Last issue left Robert in the home of Hector, Alan Moore’s clear analogous version of Herbert West, and things are not as safe for Robert as he thinks, especially as Hector makes him a proposition over breakfast.
It turns out that James and Hector have to move on as their, behaviour and experiments have been uncovered by the university, so they leave Robert to get ready to move on as he continues to research his book.
After some conversation Robert finally get’s his hands on a copy of Hali’s Book.
Moore’s built up this book over the course of Providence so at the series halfway point we finally get what’s been the subject of Robert’s quest, and one of the things that’s been lurking in the background quietly creating a feeling of dread in that this book is a terrible, terrible thing.

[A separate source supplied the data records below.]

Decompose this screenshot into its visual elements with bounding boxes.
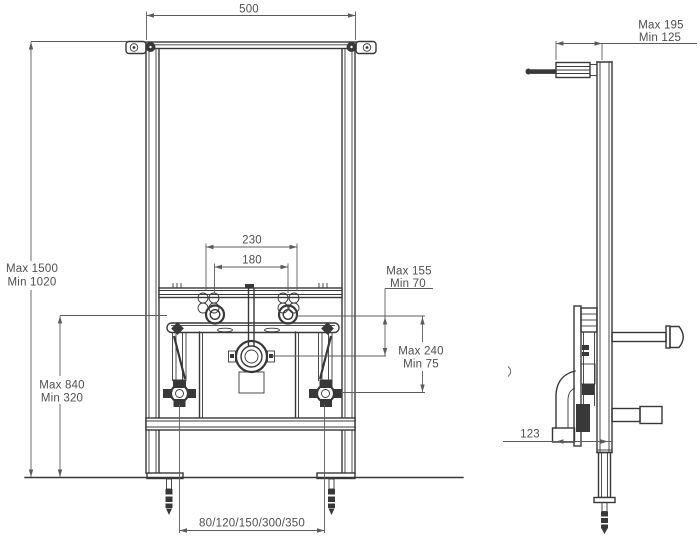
foot-right <box>317 473 355 515</box>
dim-height-total: Max 1500 Min 1020 <box>6 42 127 478</box>
side-water-fitting <box>612 407 662 424</box>
dim-height-lower-max: Max 840 <box>39 380 85 392</box>
side-view <box>508 62 683 534</box>
dim-right-lower-max: Max 240 <box>398 346 444 358</box>
anchor-screw <box>531 69 556 74</box>
dim-right-upper-min: Min 70 <box>390 278 426 290</box>
brace-right <box>319 333 333 381</box>
fixing-plate <box>574 306 597 446</box>
dim-width-500: 500 <box>147 4 356 41</box>
wall-bracket-right <box>347 42 377 54</box>
bottom-rail <box>146 418 355 430</box>
dim-right-lower: Max 240 Min 75 <box>341 317 444 393</box>
dim-drain-offset: 123 <box>503 429 612 444</box>
flange-bar <box>167 322 339 335</box>
dim-height-lower-min: Min 320 <box>41 393 83 405</box>
technical-drawing-canvas: 500 Max 1500 Min 1020 Max 840 Min 320 <box>0 0 700 539</box>
drain-fitting <box>229 289 275 393</box>
drain-connector <box>576 404 590 432</box>
installation-frame-drawing: 500 Max 1500 Min 1020 Max 840 Min 320 <box>0 0 700 539</box>
dim-wall-distance-max: Max 195 <box>638 20 684 32</box>
water-valve-left <box>163 380 196 408</box>
dim-wall-distance-min: Min 125 <box>639 32 681 44</box>
dim-drain-offset-label: 123 <box>520 429 540 441</box>
foot-left <box>147 473 183 515</box>
upper-crossbar <box>159 283 342 298</box>
dimensions: 500 Max 1500 Min 1020 Max 840 Min 320 <box>6 4 697 534</box>
side-foot <box>594 453 615 535</box>
dim-230-label: 230 <box>242 235 262 247</box>
water-valve-right <box>309 380 342 408</box>
dim-right-upper-max: Max 155 <box>386 266 432 278</box>
dim-bottom-label: 80/120/150/300/350 <box>199 518 305 530</box>
drain-box <box>239 372 264 393</box>
dim-height-total-max: Max 1500 <box>6 263 58 275</box>
wall-anchor-arm <box>526 63 598 78</box>
dim-wall-distance: Max 195 Min 125 <box>556 20 697 61</box>
dim-width-label: 500 <box>239 4 259 16</box>
dim-height-lower: Max 840 Min 320 <box>39 316 167 478</box>
drain-elbow <box>553 371 576 442</box>
side-rail <box>597 62 612 453</box>
brace-left <box>173 333 187 381</box>
top-rail <box>146 42 356 49</box>
wall-bracket-left <box>126 42 156 54</box>
side-stud <box>612 326 683 348</box>
dim-right-lower-min: Min 75 <box>403 359 439 371</box>
dim-height-total-min: Min 1020 <box>8 277 57 289</box>
anchor-screw-head <box>526 69 532 75</box>
stray-mark <box>508 367 511 377</box>
dim-180-label: 180 <box>242 255 262 267</box>
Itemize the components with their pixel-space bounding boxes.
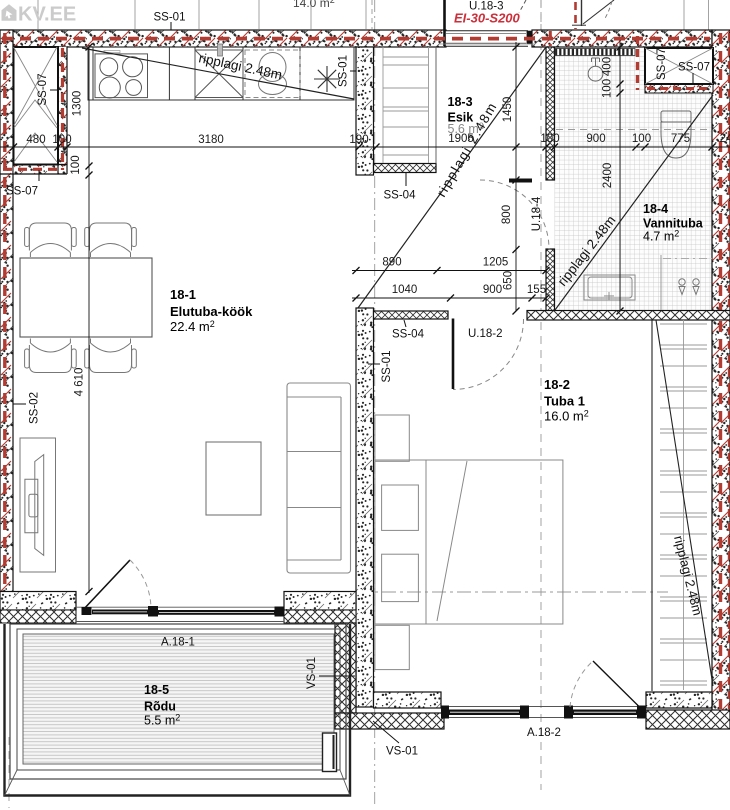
svg-text:SS-07: SS-07 [656,48,668,80]
svg-text:Elutuba-köök: Elutuba-köök [170,304,253,319]
svg-text:22.4 m2: 22.4 m2 [170,319,215,334]
svg-text:SS-01: SS-01 [381,351,393,383]
svg-text:18-4: 18-4 [643,202,668,216]
svg-text:SS-04: SS-04 [384,190,417,202]
svg-text:A.18-2: A.18-2 [527,727,561,739]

After reading the book, Robert is confused to say the least, He’s got no idea what the date is, or how long he’s been in Manchester, or why the university’s youngest student Elspeth is taking such an interest in him. Meanwhile the slow sense of disquiet Moore’s built up starts to turn to unease as Black isn’t a bad man, far from it. He’s a good man, but I can’t help feeling that something quite terrible is going to come for him as some point in this story.
And it’s in Elspeth’s lodgings that something terrible happens.
And Moore doesn’t let up as to what happens, and it’s not easy to read as that terrible thing that’s been building up happening to Robert happens and it’s horrible. Really horrible, It’s also going to set off Moore’s critics but all is not as it seems here and did I say that Moore makes it completely horrible?
It’s brilliantly written, but it’s Jacen Burrows splendid art that brings home the horror. There’s little moments of subtlety in all the grotesque depictions of events that confirms Burrows as a fine comic artist that should be getting as much praise as Moore is for this series, because without a good artist this issue, and the final pages especially, wouldn’t work.
The slow burn in Providence pays off here and with another six issues to go things can’t get worse for poor Robert can they?